Es entspricht der ständigen Rechtsprechung des BAG, dass die Klägerin nicht nur für Vollarbeit, sondern auch für geleisteten Bereitschaftsdienst einen Anspruch auf Mindestlohn hatte (BAG, Urt. v. 11.10.2017 5 AZR 591/16). Die Darlegung der Arbeitszeit folgt dabei den allgemeinen Grundsätzen. Danach ist zunächst die Klägerin dafür darlegungs- und beweispflichtig, dass der Arbeitgeber die - über die formal vereinbarte Arbeitszeit hinausgehenden - Arbeitsstunden veranlasst hat oder sie ihm zumindest zuzurechnen sind (BAG, Urt. v. 10.4.2013 5 AZR 122/12).
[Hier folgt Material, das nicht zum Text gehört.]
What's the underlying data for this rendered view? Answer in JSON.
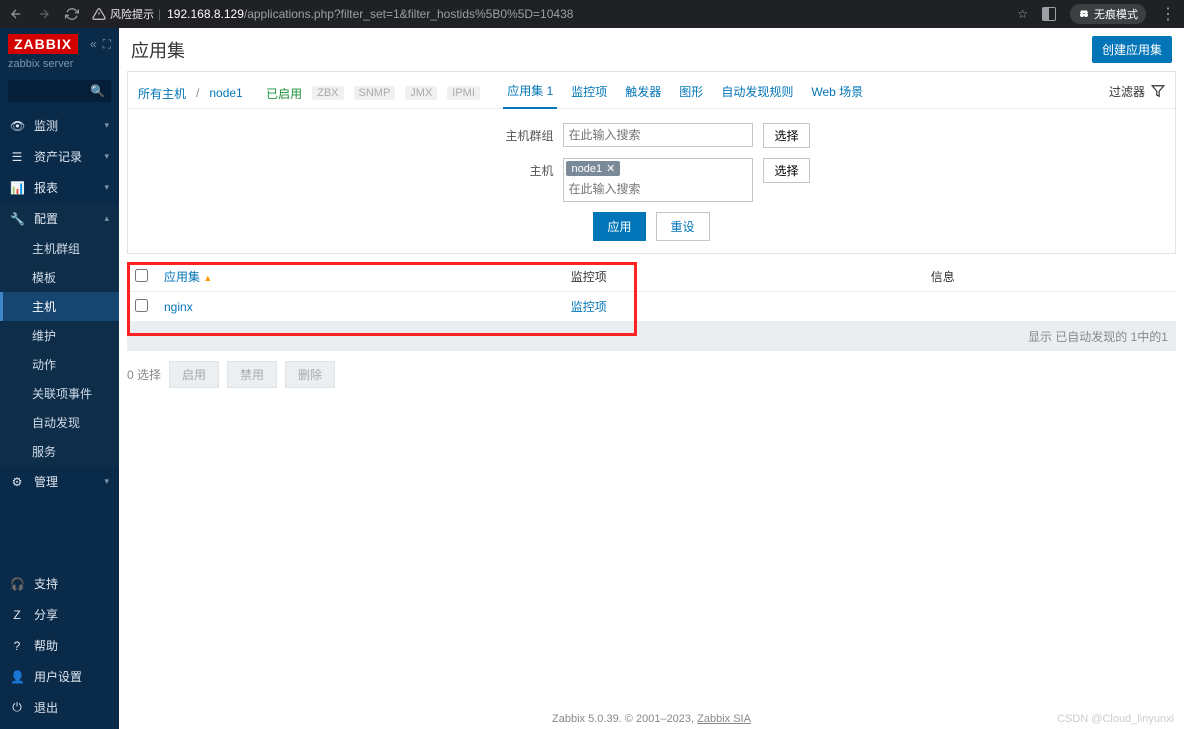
{
  "browser": {
    "warn_label": "风险提示",
    "url_host": "192.168.8.129",
    "url_path": "/applications.php?filter_set=1&filter_hostids%5B0%5D=10438",
    "incognito_label": "无痕模式"
  },
  "sidebar": {
    "logo": "ZABBIX",
    "server_label": "zabbix server",
    "sections": [
      {
        "icon": "eye",
        "label": "监测"
      },
      {
        "icon": "list",
        "label": "资产记录"
      },
      {
        "icon": "bar",
        "label": "报表"
      },
      {
        "icon": "wrench",
        "label": "配置"
      },
      {
        "icon": "gear",
        "label": "管理"
      }
    ],
    "config_items": [
      "主机群组",
      "模板",
      "主机",
      "维护",
      "动作",
      "关联项事件",
      "自动发现",
      "服务"
    ],
    "footer": [
      {
        "icon": "support",
        "label": "支持"
      },
      {
        "icon": "share",
        "label": "分享"
      },
      {
        "icon": "help",
        "label": "帮助"
      },
      {
        "icon": "user",
        "label": "用户设置"
      },
      {
        "icon": "exit",
        "label": "退出"
      }
    ]
  },
  "page": {
    "title": "应用集",
    "create_btn": "创建应用集"
  },
  "breadcrumb": {
    "all_hosts": "所有主机",
    "host": "node1",
    "enabled": "已启用",
    "tags": [
      "ZBX",
      "SNMP",
      "JMX",
      "IPMI"
    ],
    "tabs": [
      {
        "label": "应用集 1",
        "active": true
      },
      {
        "label": "监控项"
      },
      {
        "label": "触发器"
      },
      {
        "label": "图形"
      },
      {
        "label": "自动发现规则"
      },
      {
        "label": "Web 场景"
      }
    ],
    "filter_label": "过滤器"
  },
  "filter": {
    "hostgroup_label": "主机群组",
    "host_label": "主机",
    "placeholder": "在此输入搜索",
    "host_chip": "node1",
    "select_btn": "选择",
    "apply_btn": "应用",
    "reset_btn": "重设"
  },
  "table": {
    "col_appset": "应用集",
    "col_monitor": "监控项",
    "col_info": "信息",
    "rows": [
      {
        "name": "nginx",
        "monitor": "监控项"
      }
    ],
    "foot": "显示 已自动发现的 1中的1"
  },
  "actions": {
    "selected": "0 选择",
    "enable": "启用",
    "disable": "禁用",
    "delete": "删除"
  },
  "footer": {
    "text": "Zabbix 5.0.39. © 2001–2023, ",
    "link": "Zabbix SIA"
  },
  "watermark": "CSDN @Cloud_linyunxi"
}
Dies war hier naheliegend, da in den zugrunde liegenden Dienstleistungsverträgen eine 24-Stunden-Betreuung zugesagt wird. Da die Pflegekräfte im Haushalt der pflegebedürftigen Person häufig rund um die Uhr einsatzbereit sein müssen, damit sie auf Rufen der zu betreuenden Personen dieser - etwa zum Gang auf die Toilette -Hilfe leisten können, dürfte auch ein 24-Stunden-Arbeitstag nicht selten sein. Nach Einschätzung des BAG hatte die Vorinstanz aber im Rahmen der Beweiswürdigung den Tatsachenvortrag der Parteien nicht ausreichend berücksichtigt.
Das vorliegende Urteil ist richtungsweisend für die Ausgestaltung der Betreuung durch ausländische Pflegekräfte in deutschen Privathaushalten. Neben dem allgemeinen gesetzlichen Mindestlohn können dabei auch Branchenmindestlöhne einschlägig sein wie etwa der nach § 11 AEntG in der 2. Pflegearbeitsbedingungen- Verordnung vom 27.11.2014 festgesetzte Pflegemindestlohn.
Die Entscheidungsbesprechung ist zur Veröffenltichung vorgesehen in der Oktoberausgabe der Zeitschrift Arbeit und Arbeitsrecht 2022.